Fin de partie
« Le chanteur, encadré de ses
anges voluptueux auxquels on avait rogné les ailes, tenait le public sous son
charme. Dans la nef, de splendides créatures en mini-jupes, secondées dans leur
tâche par de magnifiques adolescents bronzés (fronts ceints de rubans) semblant
des éphèbes athéniens rendant un culte au dieu de la volupté, de l’amour et de
la nature, persistaient à proposer, avec force sourires, le programme de la
soirée. Cela aurait pu être une fête de la débauche si ce n’avait pas été une fête
de la croyance, de la résignation, de la souffrance… mais comme personne ne
comprenait la langue des complaintes chantées, cela n’avait, au fond, que peu d’importance… »
Le sacristain Petit, air martial,
coupe grise en brosse, allure décidée et ferme, interpelle un jeune scout blond
vêtu d’un polo rouge cintré et d’un bermuda à grosses fleurs écarlates du plus
bel effet sur le fuseau imberbe des jambes. Sous un prétexte quelconque (voir
si l’acoustique est bonne), l’entraîne au rythme de la prise de Jéricho, dans l’escalier
du clocher. Seule la tripière remarque cette disparition : elle grimace un
sourire qu’elle voudrait futé, si c’était possible…
Sous la pluie battante de notes de
musique, les bonnes sœurs sourient aux anges ; la baronne au caissier de
la banque ; les bourgeois aux jeunes filles, les scouts à tout le monde :
tous veulent se sentir bien, heureux ; tous veulent se sentir frères car
il ne faut surtout pas laisser supposer que le demain on ne se tutoiera plus,
on ne se regardera même pas… ou à peine. Il faut fraterniser, « communier »

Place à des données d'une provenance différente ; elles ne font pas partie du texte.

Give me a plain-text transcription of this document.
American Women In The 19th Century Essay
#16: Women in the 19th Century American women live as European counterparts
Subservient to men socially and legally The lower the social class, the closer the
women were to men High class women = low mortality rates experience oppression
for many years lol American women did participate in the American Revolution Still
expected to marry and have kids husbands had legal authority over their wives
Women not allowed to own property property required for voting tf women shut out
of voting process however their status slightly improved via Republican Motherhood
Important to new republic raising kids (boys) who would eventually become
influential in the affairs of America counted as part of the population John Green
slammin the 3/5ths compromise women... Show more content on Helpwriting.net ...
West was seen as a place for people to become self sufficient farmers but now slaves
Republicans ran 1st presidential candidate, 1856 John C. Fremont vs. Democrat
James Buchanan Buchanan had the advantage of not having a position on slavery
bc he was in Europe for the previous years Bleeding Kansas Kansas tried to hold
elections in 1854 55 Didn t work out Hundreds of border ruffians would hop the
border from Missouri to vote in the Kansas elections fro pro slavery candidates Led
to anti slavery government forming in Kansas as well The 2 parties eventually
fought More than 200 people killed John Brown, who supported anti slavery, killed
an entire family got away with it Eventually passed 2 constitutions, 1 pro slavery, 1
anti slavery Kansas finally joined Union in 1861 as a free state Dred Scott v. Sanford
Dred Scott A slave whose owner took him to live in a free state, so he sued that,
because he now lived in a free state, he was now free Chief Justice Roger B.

a dit le jeune aumônier rêveut. Aussi quand Jim Wollans propose aux spectateurs
de se balancer en se donnant le bras, la baronne n’hésite-t-elle pas à livrer,
pour la première fois de sa vie, son plantureux avant-bras à la poigne rugueuse
d’un prolétaire anonyme qui, dans ce cas, se trouve être le cantonnier. La
soirée se termine dans un quasi-délire, toute appartenance sociale abolie, tout
grade, tout titre oublié dans l’universelle amitié. Et quand l’artiste termine
son tour de chant, c’est une ovation formidable qui le remercie d’avoir laissé
croire à chacun qu’il est généreux, bon, jeune, intelligent, progressiste, et même
(au fond pourquoi pas…) révolutionnaire.